Wäre das Buch nicht auf der Shortlist zum Deutschen Buchpreis und hätte ich mir nicht vorgenommen, diesmal alle nominierten Titel zu lesen, hätte ich es wohl nicht in die Hand genommen, denn hier geht es um Fußball. Genauer, um ein Jahr im Leben des Fußballstars Ivo Trifunović, in dieser Geschichte einer der bestbezahlten Fußballer der Welt. Nun habe ich keine großen Schnittstellen zum Thema Fußball, kann mir aber auch in dem Rahmen interessante Handlungen vorstellen, suggeriert doch der Titel eine Coming Out-Geschichte oder zumindest mal irgendwas mit Tiefgang.

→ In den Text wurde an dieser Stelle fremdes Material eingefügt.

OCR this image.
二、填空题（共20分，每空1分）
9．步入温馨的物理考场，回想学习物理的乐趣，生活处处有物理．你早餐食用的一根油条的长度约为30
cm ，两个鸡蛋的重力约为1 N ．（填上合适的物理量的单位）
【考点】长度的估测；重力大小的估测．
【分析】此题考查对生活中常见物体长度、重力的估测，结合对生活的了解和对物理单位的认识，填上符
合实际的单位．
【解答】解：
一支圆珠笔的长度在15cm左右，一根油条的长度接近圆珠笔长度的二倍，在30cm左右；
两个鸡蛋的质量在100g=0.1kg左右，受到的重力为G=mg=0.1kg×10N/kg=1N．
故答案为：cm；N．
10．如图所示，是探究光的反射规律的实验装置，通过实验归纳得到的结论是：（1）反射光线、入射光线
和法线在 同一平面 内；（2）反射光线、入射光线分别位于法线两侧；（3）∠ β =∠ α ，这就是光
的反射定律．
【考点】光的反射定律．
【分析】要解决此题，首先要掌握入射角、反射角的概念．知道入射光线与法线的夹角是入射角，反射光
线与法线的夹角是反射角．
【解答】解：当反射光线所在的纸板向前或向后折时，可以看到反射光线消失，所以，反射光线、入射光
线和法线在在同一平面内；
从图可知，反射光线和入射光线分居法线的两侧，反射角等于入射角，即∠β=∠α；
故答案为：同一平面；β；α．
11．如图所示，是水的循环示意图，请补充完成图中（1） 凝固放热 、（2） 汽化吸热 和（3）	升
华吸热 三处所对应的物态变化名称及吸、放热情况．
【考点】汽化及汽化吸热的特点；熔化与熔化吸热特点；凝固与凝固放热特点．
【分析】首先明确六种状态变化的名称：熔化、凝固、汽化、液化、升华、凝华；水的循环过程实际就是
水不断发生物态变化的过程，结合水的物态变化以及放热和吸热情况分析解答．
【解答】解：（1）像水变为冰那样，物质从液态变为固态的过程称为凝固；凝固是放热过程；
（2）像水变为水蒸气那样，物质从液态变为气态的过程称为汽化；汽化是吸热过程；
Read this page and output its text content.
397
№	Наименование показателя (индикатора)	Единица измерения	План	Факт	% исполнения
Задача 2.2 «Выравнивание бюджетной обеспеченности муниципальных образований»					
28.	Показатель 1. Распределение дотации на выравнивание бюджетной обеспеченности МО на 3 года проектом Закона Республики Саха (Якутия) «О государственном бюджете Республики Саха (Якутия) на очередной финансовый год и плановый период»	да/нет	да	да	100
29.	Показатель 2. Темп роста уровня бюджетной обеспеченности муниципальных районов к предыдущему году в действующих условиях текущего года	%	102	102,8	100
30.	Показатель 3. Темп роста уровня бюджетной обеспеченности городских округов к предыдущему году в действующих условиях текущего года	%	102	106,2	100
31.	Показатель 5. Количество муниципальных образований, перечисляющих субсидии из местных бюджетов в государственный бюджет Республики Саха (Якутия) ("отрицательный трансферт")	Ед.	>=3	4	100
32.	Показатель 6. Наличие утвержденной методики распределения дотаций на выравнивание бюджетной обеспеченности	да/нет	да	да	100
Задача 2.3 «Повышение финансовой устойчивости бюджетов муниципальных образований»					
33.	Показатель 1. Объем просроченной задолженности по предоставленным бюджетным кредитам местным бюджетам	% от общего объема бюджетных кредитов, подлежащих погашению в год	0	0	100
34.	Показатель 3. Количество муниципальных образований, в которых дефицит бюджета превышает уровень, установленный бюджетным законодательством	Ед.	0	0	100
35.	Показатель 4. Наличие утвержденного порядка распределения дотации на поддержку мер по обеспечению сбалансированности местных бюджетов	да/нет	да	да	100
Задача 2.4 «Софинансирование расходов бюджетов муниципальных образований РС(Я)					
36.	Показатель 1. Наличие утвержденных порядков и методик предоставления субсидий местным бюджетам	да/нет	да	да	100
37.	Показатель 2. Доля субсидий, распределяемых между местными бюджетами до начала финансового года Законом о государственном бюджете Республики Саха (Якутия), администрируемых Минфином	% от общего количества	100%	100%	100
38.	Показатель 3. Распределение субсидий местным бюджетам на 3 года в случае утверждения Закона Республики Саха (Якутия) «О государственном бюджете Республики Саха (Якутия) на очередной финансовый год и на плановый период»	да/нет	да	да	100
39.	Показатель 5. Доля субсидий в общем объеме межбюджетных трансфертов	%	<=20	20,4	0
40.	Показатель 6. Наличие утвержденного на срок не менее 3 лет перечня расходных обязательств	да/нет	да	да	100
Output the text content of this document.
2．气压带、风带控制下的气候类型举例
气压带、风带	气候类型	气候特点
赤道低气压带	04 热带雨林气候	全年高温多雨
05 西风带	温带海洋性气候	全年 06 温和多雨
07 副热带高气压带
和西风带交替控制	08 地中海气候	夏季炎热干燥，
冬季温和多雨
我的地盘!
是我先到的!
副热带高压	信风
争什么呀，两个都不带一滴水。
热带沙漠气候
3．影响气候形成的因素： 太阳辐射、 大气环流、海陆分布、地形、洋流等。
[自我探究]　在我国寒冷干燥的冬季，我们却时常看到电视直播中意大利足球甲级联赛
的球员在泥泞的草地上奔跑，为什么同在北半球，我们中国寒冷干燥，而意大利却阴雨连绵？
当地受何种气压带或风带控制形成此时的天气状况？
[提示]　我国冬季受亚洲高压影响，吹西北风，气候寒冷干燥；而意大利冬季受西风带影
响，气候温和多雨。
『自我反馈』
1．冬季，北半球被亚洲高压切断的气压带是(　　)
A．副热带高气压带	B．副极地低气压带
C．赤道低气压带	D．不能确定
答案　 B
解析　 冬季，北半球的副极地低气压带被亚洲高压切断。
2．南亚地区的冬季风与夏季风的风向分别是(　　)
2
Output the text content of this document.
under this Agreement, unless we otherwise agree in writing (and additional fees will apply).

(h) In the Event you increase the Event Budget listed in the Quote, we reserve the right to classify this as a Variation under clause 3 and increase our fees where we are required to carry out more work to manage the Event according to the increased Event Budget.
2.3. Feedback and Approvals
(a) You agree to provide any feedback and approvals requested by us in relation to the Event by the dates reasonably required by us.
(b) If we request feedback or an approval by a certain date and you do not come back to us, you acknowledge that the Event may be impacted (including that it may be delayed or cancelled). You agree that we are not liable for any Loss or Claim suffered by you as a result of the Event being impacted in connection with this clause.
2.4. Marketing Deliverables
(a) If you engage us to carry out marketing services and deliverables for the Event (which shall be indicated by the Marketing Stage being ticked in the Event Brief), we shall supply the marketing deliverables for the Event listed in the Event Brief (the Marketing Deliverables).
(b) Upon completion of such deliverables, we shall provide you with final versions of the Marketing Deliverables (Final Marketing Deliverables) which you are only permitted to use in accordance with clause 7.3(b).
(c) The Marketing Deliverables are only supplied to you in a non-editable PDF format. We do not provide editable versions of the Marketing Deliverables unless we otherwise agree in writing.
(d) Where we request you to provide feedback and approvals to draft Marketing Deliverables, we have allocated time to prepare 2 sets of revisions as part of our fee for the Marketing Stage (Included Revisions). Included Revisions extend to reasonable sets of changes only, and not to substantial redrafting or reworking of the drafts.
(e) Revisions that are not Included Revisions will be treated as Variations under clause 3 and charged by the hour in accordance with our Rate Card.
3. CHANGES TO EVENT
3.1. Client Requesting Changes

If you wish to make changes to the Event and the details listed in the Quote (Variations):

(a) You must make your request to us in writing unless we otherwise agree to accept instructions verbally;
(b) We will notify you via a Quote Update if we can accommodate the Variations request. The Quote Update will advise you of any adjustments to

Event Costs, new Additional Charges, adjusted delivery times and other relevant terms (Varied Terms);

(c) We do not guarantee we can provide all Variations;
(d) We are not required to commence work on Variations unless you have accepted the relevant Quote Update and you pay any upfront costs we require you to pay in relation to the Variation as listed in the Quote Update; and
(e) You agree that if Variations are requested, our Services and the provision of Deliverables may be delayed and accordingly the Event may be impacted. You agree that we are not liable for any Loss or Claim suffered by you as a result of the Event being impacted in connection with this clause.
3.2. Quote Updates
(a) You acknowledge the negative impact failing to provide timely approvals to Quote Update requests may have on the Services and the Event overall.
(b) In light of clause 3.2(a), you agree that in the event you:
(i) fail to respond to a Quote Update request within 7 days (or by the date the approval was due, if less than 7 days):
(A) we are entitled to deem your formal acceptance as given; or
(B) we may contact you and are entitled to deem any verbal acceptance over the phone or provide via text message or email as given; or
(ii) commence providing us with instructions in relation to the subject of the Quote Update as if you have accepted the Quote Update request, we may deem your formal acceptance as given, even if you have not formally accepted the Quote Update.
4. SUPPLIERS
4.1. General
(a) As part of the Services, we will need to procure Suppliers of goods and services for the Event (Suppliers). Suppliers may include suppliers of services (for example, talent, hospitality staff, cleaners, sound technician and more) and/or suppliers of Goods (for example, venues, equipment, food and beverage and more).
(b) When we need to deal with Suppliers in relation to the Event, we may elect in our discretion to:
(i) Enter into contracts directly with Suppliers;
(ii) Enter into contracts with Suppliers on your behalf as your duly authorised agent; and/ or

Aber nichts falscher als das. Vielmehr bekommt man einen kleinen Einblick in das Leben der Superreichen, nur leider von der allerdumpfesten Sorte. Ich fühlte mich über weite Strecken so, als hätte der Autor in der letzten Eckkneipe mitstenographiert und das nach dem zehnten Bier der dort Versammelten. Man erfährt so einiges über europäischen Fußball, das nervige Leben als Prominenter, die geilen Brüste der Ehefrau und diverse Pornophantasien und vor allem lernt man Kraftausdrücke jeglicher Art, noch dazu mit Wiener Dialekt. Aber will man das wirklich wissen?Dass ich nicht nach dem ersten Drittel abgebrochen habe, lag daran, dass es mich dann doch interessierte, wie die Affäre mit Ivos Jugendliebe Mirna weitergeht. Vielleicht habe ich auch gehofft, dass noch was Geistreiches kommt, schließlich ist das Buch ja für den Buchpreis nominiert. Aber das ist für mich bis zum Schluss ein Rätsel geblieben. Und auch das mit der Affäre, puhhh, aber lest selbst…
Das Buch wird auf dem Klappentext als rotzig, deep und fresh angepriesen. Ist das rotzig und fresh, wenn gefühlt auf jeder zweiten Seite Hurensohn steht? Kleine Kostprobe gefällig?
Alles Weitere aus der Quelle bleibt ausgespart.